The cryptocurrency market experienced a significant surge on Thursday, continuing the momentum sparked by the Federal Reserve’s decision to cut interest rates for the first time in over four years. This latest rally was spearheaded by Shiba Inu, the beloved dog-themed memecoin, which saw an impressive increase of over 20% in the past 24 hours, reaching levels last seen in mid-June.
This recent uptick has propelled Shiba Inu’s year-to-date gains to a remarkable 85%, outperforming even established cryptocurrencies like Bitcoin and Dogecoin. However, a year ago, the situation was quite different. The canine coin struggled during the cryptocurrency bear market, losing a substantial 90% of its value from its all-time highs.
Exactly a year ago, SHIB was trading at $0.000007256. If you had invested $1,000 in the memecoin at that time, you would have acquired 137,816,979 SHIBs. Today, the value of that same investment has risen to $2,621.27, representing a significant 162% increase.
In comparison, a $1,000 investment in Bitcoin and Dogecoin a year ago would have yielded $2,480 and $2,033, respectively, indicating a 148% and 103% increase.
Cryptocurrency Performance on September 27, 2023
| Cryptocurrency | Price | Current Value of $1000 Investment | Gains +/- |
|—|—|—|—|
| Shiba Inu (SHIB/USD) | $0.000007256 | $2,621.27 | +162% |
| Bitcoin (BTC/USD) | $26,352.72 | $2,480 | +148% |
| Dogecoin (DOGE/USD) | $0.0605 | $2,033 | +103% |
The total cryptocurrency market cap has risen from $2.21 trillion to $2.3 trillion since the announcement of the 0.5% rate cut last week. Bitcoin has climbed to $65,000 for the first time since August 1st, with spot exchange-traded funds (ETFs) tied to the cryptocurrency experiencing five consecutive days of net inflows since the Fed’s decision.
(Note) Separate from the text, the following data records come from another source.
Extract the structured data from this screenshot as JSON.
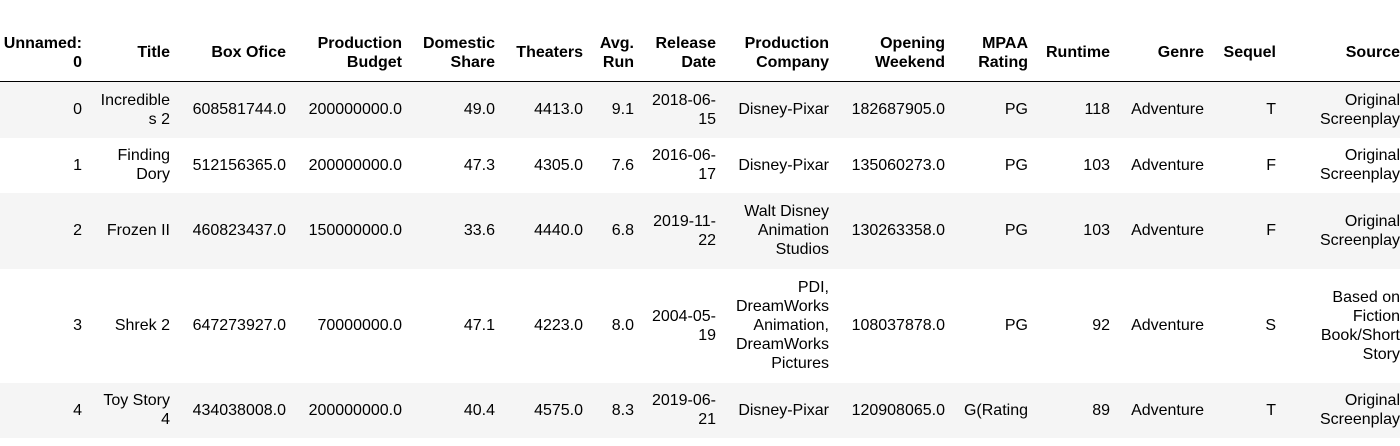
{
  "table": {
    "columns": [
      "Unnamed: 0",
      "Title",
      "Box Ofice",
      "Production Budget",
      "Domestic Share",
      "Theaters",
      "Avg. Run",
      "Release Date",
      "Production Company",
      "Opening Weekend",
      "MPAA Rating",
      "Runtime",
      "Genre",
      "Sequel",
      "Source"
    ],
    "rows": [
      [
        "0",
        "Incredibles 2",
        "608581744.0",
        "200000000.0",
        "49.0",
        "4413.0",
        "9.1",
        "2018-06-15",
        "Disney-Pixar",
        "182687905.0",
        "PG",
        "118",
        "Adventure",
        "T",
        "Original Screenplay"
      ],
      [
        "1",
        "Finding Dory",
        "512156365.0",
        "200000000.0",
        "47.3",
        "4305.0",
        "7.6",
        "2016-06-17",
        "Disney-Pixar",
        "135060273.0",
        "PG",
        "103",
        "Adventure",
        "F",
        "Original Screenplay"
      ],
      [
        "2",
        "Frozen II",
        "460823437.0",
        "150000000.0",
        "33.6",
        "4440.0",
        "6.8",
        "2019-11-22",
        "Walt Disney Animation Studios",
        "130263358.0",
        "PG",
        "103",
        "Adventure",
        "F",
        "Original Screenplay"
      ],
      [
        "3",
        "Shrek 2",
        "647273927.0",
        "70000000.0",
        "47.1",
        "4223.0",
        "8.0",
        "2004-05-19",
        "PDI, DreamWorks Animation, DreamWorks Pictures",
        "108037878.0",
        "PG",
        "92",
        "Adventure",
        "S",
        "Based on Fiction Book/Short Story"
      ],
      [
        "4",
        "Toy Story 4",
        "434038008.0",
        "200000000.0",
        "40.4",
        "4575.0",
        "8.3",
        "2019-06-21",
        "Disney-Pixar",
        "120908065.0",
        "G(Rating",
        "89",
        "Adventure",
        "T",
        "Original Screenplay"
      ]
    ]
  }
}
Analysts at investment management firm Bernstein have indicated that rate cuts could potentially reignite cryptocurrency credit markets and provide a boost to sectors like decentralized finance (DeFi). This surge in activity suggests that the cryptocurrency market is reacting positively to the Fed’s recent actions, creating a renewed sense of optimism for investors.